Why bluestore OSDs are getting full due to metadata usage in RHCS ?
Environment
- Red Hat Enterprise Linux 7.x
- Red Hat Ceph Storage 3.3.x
- Ceph 12.2.12-79.el7cp
- Ceph 12.2.12-84.el7cp
- Ceph 12.2.12-101.el7cp
- Ceph 12.2.12-115.el7cp
- container tags 3-37 - 3-45
Issue
- We are seeing high metadata usage for OSDs.
ceph osd df tree
output showing high disk usage even though no or very less data on OSD pools.
Resolution
Upgrade cluster to RHCS 3.3z6 release to fix bluefs log growing exponentially as well as not being compacted in RHCS 3.x build.
For a workaround :
-
Periodically issue online compaction for OSDs which are affected using ceph tell command
# ceph tell osd.<osdid> compact
Similarly can instruct online compaction for all OSDs using below command :
- Non-containerized environment :
# ceph tell osd.\* compact
- Containerized environment :
# docker exec <mon-container> ceph tell osd.\* compact
- For RGW workload, we recommend to use minimum 500 GB disk per OSD as rockdb uses large amount of space before compaction.

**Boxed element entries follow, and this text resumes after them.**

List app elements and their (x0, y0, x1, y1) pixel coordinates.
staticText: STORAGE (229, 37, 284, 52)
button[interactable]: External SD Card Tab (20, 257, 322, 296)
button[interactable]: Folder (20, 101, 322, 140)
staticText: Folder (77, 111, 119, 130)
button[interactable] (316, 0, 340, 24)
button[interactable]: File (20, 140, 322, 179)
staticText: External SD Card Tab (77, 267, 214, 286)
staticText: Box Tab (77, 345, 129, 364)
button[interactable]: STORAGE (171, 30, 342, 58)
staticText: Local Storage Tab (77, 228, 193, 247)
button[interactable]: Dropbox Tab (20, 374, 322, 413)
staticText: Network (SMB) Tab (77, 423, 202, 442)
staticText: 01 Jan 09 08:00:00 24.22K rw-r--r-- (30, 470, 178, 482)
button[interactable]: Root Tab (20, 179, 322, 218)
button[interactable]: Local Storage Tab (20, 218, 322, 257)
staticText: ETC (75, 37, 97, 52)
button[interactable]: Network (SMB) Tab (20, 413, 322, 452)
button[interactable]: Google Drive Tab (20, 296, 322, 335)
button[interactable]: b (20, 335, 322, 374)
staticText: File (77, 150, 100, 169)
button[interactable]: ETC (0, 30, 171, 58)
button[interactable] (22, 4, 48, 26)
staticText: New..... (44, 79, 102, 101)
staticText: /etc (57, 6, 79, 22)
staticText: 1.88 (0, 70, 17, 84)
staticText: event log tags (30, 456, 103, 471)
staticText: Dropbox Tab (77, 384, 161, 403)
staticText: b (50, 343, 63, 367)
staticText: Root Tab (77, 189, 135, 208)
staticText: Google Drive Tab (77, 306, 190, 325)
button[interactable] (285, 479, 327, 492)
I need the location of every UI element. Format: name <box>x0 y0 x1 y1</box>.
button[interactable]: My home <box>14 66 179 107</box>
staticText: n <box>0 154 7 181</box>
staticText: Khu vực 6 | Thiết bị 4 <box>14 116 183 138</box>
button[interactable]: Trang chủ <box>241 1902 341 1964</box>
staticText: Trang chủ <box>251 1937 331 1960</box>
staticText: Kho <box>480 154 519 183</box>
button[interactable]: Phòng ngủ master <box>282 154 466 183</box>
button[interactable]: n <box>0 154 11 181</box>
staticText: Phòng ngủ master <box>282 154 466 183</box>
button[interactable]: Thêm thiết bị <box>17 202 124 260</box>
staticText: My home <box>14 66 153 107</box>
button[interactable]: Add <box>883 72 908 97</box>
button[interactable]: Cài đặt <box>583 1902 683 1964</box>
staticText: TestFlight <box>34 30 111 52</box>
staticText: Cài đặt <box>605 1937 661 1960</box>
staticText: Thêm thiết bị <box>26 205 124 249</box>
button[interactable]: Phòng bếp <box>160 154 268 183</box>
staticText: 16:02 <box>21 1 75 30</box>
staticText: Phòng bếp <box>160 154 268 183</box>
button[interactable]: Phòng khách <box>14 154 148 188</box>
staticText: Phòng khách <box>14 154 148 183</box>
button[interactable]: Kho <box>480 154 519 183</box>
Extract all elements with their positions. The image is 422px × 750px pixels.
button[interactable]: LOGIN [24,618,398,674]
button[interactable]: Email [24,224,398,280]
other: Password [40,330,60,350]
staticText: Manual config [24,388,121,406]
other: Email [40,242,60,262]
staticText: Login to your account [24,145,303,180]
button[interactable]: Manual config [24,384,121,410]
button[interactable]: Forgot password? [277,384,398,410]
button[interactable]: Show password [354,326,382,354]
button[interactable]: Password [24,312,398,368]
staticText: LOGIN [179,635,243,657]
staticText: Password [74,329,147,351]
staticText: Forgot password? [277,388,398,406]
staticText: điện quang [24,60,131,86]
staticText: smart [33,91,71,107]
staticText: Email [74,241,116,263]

- Configure OSD pools with appropriate PG count.
- Make sure RGW buckets are properly sharded.
Root Cause
- The bluefs log is not being compacted due to a known ceph bug. The upstream patches PR#17354 and PR#35473 are addressing this issue.
- The bluefs log growing rapidly to bigger size due to some of the below factors. Make sure your cluster does not have any of these inconsistencies.
- The block device is on faster device (SSD/NVMe) whereas block.db on slow device (HDD)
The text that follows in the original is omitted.